Tuesday, January 16, 2007

16 January 2007 - Looking Back, Looking Ahead

Starting with Champagne -- we always start with Champagne -- Billecart-Salmon is gone (from Maryland), again. It would be tragic if it weren't for H. Billiot and Moutard. First the bad news about Billecart-Salmon. They're imported by Robert Chadderdon, who has had constant problems maintaining relationships with distributors in Maryland. It doesn't matter who's to blame, it just sucks that a great Champagne like Billecart-Salmon gets punted around the way it does in Maryland. Now for the good news. After visiting H. Billiot, a tiny estate-bottler in Ambonnay (see the 12 September "back to school" post) I was able to order all six of their fantastic Champagnes to carry at CWC. Then Tom Calder, a broker who lives in France and finds lots of fascinating, delicious wine to sell here in the US, brings in Moutard, a small house in the Aube. Like Billiot, primarily Pinot Noir, albeit in a different style (and price), Moutard also grows three grape varieties that have virtually disappeared from Champagne. Their "Cuvee des 6 Cepages" combines those three old varietals (Pinot Blanc, Petit Meslieres and Arbane) with the typical Pinot Noir, Meunier and Chardonnay to make a delicious bubbly as well as a great learning tool.

More bubbly news in 2006. Movia (Brda, Slovenia) makes two sparkling wines from 100% Pinot Noir, Puro and Puro Rose. The catch? After three years on the lees they are neither riddled nor disgorged. In other words, you have to do the disgorging yourself! It's a little messy, opening a bottle of bubbly upside down, but the results are fascinating -- absolutely dry wine (after all, no disgorgement, no dosage!), but silky and frothy. Delicious, and a great learning tool!

I predicted great things from the Rhone in 2004 and 2005 -- so far, "great" is just about right. We're well into '04 Rhones except for Chateauneuf du Pape (though Vieux Telegraphe and Perrin et Fils' Les Sinards are both terrific), and I just purchased my first '05 Rouge -- from August Clape, no less.

After years of wondering when I'd taste something memorable from Chile, Vineyard Brands obliged by importing Cono Sur, a big winery with some 2200 acres of vineyards. Big in this case, at least so far, has not meant mediocre. Frankly, the quality from cheapest to most expensive that I've tasted, is shockingly good.

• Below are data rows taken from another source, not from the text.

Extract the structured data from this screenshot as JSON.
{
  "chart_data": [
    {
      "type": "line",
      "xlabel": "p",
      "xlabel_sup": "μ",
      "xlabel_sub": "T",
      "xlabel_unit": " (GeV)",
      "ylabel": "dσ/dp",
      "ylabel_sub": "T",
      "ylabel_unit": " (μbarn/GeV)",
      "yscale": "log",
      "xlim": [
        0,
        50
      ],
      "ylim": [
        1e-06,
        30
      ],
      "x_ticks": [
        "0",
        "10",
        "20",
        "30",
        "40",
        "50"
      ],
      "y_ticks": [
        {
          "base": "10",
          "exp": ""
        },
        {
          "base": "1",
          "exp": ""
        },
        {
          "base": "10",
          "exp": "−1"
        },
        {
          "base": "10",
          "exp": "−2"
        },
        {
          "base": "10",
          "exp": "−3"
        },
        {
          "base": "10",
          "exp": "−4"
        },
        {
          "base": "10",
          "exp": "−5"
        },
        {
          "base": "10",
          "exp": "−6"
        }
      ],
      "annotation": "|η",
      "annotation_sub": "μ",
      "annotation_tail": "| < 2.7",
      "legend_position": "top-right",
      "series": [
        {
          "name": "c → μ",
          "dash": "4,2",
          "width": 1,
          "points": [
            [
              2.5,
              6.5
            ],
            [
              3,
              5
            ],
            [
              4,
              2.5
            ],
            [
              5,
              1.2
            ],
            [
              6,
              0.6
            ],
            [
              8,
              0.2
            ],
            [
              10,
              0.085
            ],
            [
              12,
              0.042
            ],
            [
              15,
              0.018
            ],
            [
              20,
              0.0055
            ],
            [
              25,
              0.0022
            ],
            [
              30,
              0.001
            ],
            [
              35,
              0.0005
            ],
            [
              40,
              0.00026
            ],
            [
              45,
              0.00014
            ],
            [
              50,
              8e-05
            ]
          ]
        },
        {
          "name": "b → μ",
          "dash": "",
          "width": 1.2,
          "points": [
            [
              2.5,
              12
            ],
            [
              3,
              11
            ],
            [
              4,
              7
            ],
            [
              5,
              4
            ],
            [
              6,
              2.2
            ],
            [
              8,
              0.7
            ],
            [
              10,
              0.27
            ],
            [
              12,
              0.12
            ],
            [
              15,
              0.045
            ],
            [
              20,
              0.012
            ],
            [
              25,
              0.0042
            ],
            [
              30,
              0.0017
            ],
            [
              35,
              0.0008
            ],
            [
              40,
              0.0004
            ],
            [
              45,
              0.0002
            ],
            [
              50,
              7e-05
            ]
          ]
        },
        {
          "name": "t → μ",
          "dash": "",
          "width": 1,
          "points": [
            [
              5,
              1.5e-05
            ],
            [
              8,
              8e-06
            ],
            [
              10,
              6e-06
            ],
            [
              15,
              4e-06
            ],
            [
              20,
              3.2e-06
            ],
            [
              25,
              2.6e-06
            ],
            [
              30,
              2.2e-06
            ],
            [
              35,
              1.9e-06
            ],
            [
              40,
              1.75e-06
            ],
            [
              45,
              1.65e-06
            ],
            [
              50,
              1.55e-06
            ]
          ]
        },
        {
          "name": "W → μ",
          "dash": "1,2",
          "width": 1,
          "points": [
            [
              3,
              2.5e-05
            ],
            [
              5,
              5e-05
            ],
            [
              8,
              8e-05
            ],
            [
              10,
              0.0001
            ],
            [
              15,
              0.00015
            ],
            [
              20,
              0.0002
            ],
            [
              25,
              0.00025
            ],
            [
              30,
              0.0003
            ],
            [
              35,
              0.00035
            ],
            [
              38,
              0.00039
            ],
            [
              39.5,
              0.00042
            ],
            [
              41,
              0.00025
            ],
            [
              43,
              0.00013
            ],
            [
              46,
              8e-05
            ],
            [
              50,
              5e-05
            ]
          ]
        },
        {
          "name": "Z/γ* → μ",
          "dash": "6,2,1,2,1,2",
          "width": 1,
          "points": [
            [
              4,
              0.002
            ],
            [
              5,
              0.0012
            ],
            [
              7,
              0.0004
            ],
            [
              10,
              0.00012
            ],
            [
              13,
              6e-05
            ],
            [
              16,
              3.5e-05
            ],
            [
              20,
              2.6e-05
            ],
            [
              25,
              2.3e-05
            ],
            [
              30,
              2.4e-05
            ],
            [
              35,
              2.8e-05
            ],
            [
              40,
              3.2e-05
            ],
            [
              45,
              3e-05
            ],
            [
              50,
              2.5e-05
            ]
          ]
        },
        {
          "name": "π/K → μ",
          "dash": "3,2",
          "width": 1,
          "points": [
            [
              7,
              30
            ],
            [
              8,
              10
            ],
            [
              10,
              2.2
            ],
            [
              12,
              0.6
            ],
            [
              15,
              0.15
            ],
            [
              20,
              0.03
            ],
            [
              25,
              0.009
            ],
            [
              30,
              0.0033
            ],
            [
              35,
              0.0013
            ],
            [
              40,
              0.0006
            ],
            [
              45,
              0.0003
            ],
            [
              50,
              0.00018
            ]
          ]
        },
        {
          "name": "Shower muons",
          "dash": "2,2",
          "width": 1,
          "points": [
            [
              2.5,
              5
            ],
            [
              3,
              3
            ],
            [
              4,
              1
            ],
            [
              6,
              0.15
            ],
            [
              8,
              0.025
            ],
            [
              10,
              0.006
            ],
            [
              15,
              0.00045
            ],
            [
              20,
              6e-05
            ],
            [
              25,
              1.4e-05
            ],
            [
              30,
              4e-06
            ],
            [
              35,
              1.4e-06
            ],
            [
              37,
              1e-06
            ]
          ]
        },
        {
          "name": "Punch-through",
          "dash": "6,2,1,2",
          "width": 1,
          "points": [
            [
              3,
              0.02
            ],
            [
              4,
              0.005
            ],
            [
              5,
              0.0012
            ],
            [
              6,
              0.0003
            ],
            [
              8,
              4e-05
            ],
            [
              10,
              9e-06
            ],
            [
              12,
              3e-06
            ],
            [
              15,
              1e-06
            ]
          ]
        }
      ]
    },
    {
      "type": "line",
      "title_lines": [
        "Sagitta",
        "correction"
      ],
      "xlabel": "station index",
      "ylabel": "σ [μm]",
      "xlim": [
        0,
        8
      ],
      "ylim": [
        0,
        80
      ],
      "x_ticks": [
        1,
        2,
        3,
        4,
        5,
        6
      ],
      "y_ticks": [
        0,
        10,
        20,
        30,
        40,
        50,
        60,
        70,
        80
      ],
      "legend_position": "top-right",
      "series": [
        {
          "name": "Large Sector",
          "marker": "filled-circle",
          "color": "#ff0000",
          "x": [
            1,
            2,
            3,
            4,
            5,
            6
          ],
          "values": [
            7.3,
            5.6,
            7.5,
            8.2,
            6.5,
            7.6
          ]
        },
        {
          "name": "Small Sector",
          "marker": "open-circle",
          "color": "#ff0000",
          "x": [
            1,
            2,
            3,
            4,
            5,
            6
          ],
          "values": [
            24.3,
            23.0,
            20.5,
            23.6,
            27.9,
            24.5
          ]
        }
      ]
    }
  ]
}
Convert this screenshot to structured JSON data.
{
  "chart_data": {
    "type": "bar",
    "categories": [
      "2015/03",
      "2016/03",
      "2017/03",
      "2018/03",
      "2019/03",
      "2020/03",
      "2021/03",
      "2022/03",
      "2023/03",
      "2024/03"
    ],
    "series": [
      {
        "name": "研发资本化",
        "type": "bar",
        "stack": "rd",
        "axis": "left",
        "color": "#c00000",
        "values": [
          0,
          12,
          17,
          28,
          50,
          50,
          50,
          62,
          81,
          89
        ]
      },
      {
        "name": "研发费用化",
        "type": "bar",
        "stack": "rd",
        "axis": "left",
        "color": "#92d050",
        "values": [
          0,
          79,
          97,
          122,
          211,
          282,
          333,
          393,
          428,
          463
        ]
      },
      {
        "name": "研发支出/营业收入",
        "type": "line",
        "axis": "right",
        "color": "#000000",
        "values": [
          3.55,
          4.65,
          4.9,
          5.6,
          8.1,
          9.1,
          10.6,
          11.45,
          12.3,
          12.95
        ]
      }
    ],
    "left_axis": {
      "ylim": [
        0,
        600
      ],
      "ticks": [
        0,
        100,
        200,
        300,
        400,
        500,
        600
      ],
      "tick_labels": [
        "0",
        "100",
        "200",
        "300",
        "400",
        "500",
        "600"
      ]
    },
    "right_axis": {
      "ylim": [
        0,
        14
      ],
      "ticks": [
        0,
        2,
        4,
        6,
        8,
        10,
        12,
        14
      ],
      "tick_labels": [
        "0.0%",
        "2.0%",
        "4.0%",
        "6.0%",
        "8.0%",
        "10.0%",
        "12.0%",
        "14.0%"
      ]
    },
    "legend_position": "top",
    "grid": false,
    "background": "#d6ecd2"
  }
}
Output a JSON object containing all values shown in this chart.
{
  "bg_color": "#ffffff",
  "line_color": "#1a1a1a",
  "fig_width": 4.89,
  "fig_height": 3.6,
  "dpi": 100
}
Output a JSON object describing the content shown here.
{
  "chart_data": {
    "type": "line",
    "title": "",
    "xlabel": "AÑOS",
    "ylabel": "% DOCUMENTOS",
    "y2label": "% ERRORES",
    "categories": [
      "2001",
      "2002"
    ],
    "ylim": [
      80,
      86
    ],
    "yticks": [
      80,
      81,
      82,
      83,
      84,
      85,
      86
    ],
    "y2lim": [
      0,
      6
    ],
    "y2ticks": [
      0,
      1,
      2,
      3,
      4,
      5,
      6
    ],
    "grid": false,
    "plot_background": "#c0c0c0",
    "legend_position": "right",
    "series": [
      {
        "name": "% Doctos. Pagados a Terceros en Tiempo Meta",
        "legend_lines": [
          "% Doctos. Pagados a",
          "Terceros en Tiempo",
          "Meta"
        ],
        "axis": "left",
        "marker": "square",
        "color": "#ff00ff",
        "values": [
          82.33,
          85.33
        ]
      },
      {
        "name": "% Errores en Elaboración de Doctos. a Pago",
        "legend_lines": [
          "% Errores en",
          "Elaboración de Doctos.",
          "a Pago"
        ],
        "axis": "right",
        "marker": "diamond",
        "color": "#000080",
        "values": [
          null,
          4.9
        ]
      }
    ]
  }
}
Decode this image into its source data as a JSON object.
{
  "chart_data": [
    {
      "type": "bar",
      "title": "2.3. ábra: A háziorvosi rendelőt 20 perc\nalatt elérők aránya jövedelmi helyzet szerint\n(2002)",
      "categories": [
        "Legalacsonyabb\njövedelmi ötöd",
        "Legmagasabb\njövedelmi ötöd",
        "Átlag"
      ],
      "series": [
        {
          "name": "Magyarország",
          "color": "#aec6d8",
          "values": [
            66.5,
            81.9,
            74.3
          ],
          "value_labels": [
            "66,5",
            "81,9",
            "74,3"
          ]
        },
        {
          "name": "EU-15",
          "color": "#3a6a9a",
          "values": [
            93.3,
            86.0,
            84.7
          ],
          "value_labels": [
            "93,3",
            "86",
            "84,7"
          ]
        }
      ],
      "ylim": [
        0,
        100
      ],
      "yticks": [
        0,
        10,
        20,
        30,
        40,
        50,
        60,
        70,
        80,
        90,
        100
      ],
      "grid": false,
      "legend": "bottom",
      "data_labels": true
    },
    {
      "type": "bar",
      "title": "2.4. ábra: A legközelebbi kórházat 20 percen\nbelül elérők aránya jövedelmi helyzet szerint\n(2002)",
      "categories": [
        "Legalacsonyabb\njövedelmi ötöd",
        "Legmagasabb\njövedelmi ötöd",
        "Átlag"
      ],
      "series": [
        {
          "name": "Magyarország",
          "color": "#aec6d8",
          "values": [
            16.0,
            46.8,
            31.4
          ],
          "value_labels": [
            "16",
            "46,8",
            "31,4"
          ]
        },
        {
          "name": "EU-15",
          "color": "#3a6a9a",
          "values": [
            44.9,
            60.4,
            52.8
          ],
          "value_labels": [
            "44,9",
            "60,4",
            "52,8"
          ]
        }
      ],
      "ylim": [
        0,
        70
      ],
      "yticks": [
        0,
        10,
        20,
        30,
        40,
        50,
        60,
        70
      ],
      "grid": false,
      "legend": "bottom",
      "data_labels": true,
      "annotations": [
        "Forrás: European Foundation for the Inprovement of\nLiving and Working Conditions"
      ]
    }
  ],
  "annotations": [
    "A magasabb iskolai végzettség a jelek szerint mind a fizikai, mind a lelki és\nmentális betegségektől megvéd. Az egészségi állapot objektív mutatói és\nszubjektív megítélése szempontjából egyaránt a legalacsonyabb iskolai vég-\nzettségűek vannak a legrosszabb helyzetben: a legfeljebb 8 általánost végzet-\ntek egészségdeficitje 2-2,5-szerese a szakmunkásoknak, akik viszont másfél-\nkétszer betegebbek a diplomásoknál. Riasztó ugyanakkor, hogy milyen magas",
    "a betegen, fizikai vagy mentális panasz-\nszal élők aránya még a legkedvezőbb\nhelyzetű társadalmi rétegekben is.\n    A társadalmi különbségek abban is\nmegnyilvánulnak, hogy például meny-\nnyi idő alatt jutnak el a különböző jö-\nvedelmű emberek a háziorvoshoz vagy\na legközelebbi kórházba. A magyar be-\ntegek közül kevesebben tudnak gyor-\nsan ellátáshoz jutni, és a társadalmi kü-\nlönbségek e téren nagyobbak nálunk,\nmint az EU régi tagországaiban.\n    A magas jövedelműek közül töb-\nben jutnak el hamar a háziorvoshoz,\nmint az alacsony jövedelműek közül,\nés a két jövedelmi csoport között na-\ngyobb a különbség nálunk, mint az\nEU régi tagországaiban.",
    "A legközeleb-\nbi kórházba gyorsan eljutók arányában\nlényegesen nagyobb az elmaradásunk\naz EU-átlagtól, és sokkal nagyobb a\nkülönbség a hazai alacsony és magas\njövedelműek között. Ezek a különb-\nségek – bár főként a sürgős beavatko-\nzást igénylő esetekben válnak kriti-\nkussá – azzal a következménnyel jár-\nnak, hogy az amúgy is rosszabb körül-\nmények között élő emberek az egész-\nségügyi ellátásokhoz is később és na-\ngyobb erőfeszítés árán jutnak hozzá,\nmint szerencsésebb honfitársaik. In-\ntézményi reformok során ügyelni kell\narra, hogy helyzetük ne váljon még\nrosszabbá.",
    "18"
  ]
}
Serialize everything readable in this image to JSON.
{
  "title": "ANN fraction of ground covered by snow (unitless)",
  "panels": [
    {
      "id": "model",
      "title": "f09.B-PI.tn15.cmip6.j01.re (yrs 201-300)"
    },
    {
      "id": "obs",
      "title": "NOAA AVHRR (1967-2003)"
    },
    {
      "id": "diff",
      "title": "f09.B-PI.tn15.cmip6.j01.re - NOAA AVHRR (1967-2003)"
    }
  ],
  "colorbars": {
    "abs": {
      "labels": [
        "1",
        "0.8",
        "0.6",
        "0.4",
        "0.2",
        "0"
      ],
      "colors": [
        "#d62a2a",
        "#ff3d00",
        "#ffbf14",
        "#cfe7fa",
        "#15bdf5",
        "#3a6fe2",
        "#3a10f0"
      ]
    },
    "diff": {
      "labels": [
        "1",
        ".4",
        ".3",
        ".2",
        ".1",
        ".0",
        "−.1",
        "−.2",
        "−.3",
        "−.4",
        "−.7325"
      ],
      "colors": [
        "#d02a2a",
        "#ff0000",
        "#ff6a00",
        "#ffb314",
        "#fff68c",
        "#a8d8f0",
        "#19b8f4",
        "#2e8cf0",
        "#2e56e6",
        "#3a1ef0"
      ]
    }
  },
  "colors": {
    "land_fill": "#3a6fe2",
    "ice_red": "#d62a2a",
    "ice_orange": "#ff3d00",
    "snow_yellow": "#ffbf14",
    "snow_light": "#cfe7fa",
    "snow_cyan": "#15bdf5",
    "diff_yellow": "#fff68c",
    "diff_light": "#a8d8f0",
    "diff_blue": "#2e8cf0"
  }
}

I'll be keeping an eye on these guys in 2007.

In the US, Delia Viader lost most of her 2003 vintage in a huge warehouse fire near Richmond, California, but we were able to keep a Viader presence with her delicious DARE label Cabernet Franc. We look forward (probably not as much as she does) to her 2004 release this year. The happy story in California is Porter Creek, a small vineyard/winery in Russian River Valley, whose '06 releases amazed. In Maryland, I have only one problem with Paul Roberts at Deep Creek Cellars -- he doesn't have enough wine!

We brought in a bunch of new (for us) varietals:
Fie Gris (Saint Bris, France)
Roter Veltliner, Roter Traminer, Gelber Traminer, Rotgipfler Rodauner (Austria)
Petite Arvine (Val d'Aosta, Italy)
Barbarossa (Emilia-Romagna, Italy)
Arbane, Petit Meslieres (Aube, Champagne, France)
... and we had our first dry Brachetto (Matteo Correggia's "Anthos") as well as our first 100% Poulsard (Tissot).

I failed to do this last year, but I just counted the number of bottles with screw caps or other closures besides cork: 33+, or about 5% of our current selections. I predict the number will be closer to 20% by the end of this year. The coolest closure has to be the glass top, which snaps on and off with the help of a tiny ring of silicone -- elegant, easy. I had two irreplaceable bottles end up being corked this past year. What a waste.

The biggest news of 2006, and looking ahead to 2007 and beyond? Whether they're practicing organic, biodynamic or sustainable agriculture, increasing numbers of winegrowers are realizing that if they work with nature instead of fighting against it, they can make better wine. Even a few of the bigger wineries are getting it. Why put so much effort into making more and more cheap, crappy wine in the face of a global glut of the stuff when the only segment of wine consumption that is actually growing is the quality segment? Why overproduce an acre of grapevines in one place when another place is ripping up vines and planting almond trees or selling wine for ethanol production instead of human consumption?